Ahead of a March 11 government funding deadline for Congress, the Biden administration has submitted a $32.5 billion supplemental spending request to Congress, specifically to address ongoing challenges from the COVID-19 pandemic and Russia’s invasion of Ukraine.
Few lawmakers would argue that the U.S. continues to face public health challenges from the pandemic, and fewer still would argue that the U.S. should not be considering humanitarian and/or security assistance to the Ukrainian government and its people as they face a violent invasion that threatens their sovereignty.
However, NTU has regularly urged Congress to offset supplemental spending requests, making them at least deficit-neutral – even for urgent priorities. With the nation $30 trillion in debt and running multi-trillion dollar deficits every year, lawmakers must tend to the nation’s fiscal health even as it addresses challenges at home and abroad.
Here’s a glimmer of good news for taxpayers from the Biden administration’s supplemental spending request: the request does not include billions (or tens of billions) of dollars for grants and loans to particular industries or businesses.

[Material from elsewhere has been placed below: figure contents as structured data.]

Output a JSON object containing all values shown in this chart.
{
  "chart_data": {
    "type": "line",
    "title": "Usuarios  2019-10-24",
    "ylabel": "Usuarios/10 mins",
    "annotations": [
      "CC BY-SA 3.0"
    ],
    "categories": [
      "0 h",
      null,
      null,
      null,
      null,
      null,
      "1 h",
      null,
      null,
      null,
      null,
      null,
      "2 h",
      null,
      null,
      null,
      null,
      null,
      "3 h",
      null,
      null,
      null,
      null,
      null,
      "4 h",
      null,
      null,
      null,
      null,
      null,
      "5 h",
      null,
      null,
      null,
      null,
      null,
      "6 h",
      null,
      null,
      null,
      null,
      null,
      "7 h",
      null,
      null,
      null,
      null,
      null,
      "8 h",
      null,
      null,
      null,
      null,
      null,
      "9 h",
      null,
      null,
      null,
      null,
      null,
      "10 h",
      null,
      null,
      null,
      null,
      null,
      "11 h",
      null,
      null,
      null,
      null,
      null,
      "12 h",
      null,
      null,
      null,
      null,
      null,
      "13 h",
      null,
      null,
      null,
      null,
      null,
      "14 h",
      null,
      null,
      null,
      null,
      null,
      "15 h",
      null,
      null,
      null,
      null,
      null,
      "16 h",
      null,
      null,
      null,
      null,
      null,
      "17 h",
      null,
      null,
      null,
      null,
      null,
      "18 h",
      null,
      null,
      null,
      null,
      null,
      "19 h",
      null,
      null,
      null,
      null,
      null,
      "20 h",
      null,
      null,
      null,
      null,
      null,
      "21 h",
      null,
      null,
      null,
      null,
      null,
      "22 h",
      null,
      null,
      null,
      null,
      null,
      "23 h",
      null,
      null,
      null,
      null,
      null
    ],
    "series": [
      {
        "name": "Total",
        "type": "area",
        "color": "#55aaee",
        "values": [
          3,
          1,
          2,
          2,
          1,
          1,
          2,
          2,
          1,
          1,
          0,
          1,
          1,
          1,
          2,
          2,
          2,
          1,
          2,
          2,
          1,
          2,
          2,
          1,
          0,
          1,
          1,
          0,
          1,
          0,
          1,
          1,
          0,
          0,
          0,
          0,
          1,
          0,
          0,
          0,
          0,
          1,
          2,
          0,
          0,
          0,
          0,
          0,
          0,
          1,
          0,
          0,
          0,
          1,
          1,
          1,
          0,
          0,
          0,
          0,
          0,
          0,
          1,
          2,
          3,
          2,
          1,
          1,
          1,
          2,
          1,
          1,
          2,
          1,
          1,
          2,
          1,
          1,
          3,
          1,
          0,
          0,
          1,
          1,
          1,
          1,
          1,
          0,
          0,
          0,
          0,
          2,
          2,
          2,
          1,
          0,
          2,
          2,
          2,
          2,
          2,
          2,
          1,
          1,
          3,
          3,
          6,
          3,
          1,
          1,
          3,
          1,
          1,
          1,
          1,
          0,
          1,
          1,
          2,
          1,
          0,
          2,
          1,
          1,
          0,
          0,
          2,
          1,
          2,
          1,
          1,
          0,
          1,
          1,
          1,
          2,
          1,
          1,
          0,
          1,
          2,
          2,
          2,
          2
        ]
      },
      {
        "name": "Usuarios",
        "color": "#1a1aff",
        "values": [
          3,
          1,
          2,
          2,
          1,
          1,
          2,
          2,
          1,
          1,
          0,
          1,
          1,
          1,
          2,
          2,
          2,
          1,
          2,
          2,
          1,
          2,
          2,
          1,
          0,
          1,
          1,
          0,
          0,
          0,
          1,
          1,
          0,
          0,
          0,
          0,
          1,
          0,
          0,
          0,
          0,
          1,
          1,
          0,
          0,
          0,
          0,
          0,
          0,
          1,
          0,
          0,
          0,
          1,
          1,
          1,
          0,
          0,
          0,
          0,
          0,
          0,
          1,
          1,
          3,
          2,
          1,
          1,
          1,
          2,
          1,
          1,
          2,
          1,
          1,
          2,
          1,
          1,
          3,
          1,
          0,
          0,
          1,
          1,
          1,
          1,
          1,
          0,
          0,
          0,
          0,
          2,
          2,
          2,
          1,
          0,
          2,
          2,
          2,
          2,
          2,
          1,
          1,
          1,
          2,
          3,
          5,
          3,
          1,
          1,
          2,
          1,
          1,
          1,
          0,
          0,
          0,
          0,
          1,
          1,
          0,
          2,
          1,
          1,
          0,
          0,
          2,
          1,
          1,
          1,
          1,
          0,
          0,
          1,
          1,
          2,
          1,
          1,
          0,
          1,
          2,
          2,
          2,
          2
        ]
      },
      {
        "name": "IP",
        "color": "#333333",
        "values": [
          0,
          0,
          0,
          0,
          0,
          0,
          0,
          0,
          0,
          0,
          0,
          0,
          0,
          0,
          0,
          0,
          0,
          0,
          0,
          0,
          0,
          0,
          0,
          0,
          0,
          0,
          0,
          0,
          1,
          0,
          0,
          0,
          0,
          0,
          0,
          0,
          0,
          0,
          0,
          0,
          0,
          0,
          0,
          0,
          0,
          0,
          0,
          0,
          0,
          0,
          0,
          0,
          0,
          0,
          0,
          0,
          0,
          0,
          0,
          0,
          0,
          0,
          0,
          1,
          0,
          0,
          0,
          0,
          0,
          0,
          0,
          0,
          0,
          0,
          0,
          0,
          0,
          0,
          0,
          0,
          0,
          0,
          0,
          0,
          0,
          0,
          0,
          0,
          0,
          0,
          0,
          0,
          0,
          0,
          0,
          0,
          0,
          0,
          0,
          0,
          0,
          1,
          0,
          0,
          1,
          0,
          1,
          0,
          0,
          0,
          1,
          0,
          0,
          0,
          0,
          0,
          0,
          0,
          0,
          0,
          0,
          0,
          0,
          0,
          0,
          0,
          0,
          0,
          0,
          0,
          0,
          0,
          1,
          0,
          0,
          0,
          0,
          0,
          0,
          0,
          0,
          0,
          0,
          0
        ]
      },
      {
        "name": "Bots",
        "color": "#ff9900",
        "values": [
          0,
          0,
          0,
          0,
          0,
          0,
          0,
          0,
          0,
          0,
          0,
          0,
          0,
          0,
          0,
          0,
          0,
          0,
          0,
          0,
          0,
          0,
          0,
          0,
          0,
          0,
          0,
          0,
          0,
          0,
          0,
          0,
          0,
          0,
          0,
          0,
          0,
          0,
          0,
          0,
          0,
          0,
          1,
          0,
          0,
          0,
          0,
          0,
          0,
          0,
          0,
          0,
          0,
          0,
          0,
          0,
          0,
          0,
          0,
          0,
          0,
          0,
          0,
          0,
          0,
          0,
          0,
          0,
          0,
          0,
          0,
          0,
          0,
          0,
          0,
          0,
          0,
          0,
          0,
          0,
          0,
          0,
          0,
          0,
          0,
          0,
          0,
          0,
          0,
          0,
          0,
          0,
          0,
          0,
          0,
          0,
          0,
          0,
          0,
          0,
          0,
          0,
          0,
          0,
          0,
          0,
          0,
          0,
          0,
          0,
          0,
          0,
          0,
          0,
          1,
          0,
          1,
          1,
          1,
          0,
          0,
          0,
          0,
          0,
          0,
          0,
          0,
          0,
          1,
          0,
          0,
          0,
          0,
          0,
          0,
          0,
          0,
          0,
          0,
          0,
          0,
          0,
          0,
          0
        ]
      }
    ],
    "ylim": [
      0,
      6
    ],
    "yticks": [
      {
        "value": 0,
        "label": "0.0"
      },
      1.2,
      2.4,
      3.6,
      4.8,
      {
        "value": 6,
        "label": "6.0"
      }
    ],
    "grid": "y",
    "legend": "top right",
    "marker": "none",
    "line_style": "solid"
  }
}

NTU and six other budget watchdogs warned in January that such a request would be wasteful and unnecessary at this stage of the pandemic.
That said, there’s plenty to worry about in the Biden administration’s supplemental spending request. Here are a few key takeaways for taxpayers.
The Spending Request Would Be Completely Financed by New Debt
The Biden administration could have pulled the $10 billion request for Ukraine assistance out of a Department of Defense (DoD) topline that is already up to $25 billion higher than the Biden administration requested for fiscal year (FY) 2022. It could have also proposed redirecting $22.5 billion in COVID spending from up to $811 billion in COVID relief funds that “remain either unobligated or unspent” as of January 31, according to the Congressional Budget Office (CBO).
Instead, the Biden administration has proposed all $32.5 billion as emergency spending that will ultimately be financed by more debt, which American taxpayers will have to pay back someday.
Even redirecting all $32.5 billion in the request from unobligated or unspent COVID relief funds would have left nearly $780 billion in unobligated or unspent COVID funds remaining. Taking the $10 billion for Ukraine assistance out of DoD’s topline would have still left the topline at least $15 billion higher than what the military even asked Congress for in its budget request this fiscal year. It is a shame that the Biden administration is proposing to add more debt to already record-high levels and that lawmakers appear all too eager to assent to this request.
COVID Funds Are Available Until October 2025
All $18.25 billion of supplemental funding directed to HHS in the COVID relief bucket is available through September 30, 2025. It would be fair for taxpayers to question why new, deficit-financed dollars that are arguably urgent and designated as “emergency” funds are made available for the next 3.5 years. While the COVID-19 disease unfortunately still may be with us in 2025, every policymaker hopes that the most severe public health impacts of the pandemic will have subsided by then. Anticipated needs for FY 2024, FY 2025, and beyond should be dealt with in the regular appropriations process, and these emergency funds could be made available through the end of the current fiscal year (i.e., September 30, 2022) or, at the latest, the next fiscal year (i.e., September 30, 2023).
$1.75 Billion in Ukraine Dollars May Be Returned to DoD if Not Needed
For a $1.75-billion pot of funding requested for DoD (more than a third of their $4.8 billion in emergency appropriations under the request), the funds may be returned to the agency if “all or part of the funds transferred are not necessary for the purposes provided herein.” While Office of Management and Budget (OMB) Acting Director Shalanda Young has already anticipated that “additional needs” in Ukraine “may arise over time,” making it likely that DoD would, indeed, spend all $1.75 billion provided them under this request, it is still concerning that any unnecessary funds would not be returned to the Treasury Department instead.
Some Ukraine Funding Is for DoD Research and Development
As budget watchdog Taxpayers for Common Sense has already pointed out, nearly $150 million of the requested funding for DoD would be under its research and development bucket:
“Wait…say what? Research and Development funding for a contingency operation in Ukraine? We’ve got some questions about this. The fine print says this is for, ‘artificial intelligence-algorithm development, cybersecurity, and other information technology requirements.’ This will bear watching and we’ll keep an eye on it.”
NTU has questions, too. While funding for personnel and operation and maintenance (O&M) costs of overseas deployments makes sense, given the U.S. national security response to Russia’s invasion of Ukraine thus far, any requests for procurement, and especially for research and development (R&D), deserve more scrutiny.
While the COVID-19 pandemic and invasion of Ukraine are unique, tragic, and world-altering events, it is significant that the proposed $9.25 billion directed to the Department of State under this emergency request is equal to almost 17 percent of all outlays ($54.58 billion) by the State Department in the prior fiscal year. Spending surges to federal agencies come with an enhanced risk for waste or misuse of taxpayer dollars, and we would encourage Congressional watchdogs and the State Department IG to exercise vigorous oversight of how any emergency funding is spent.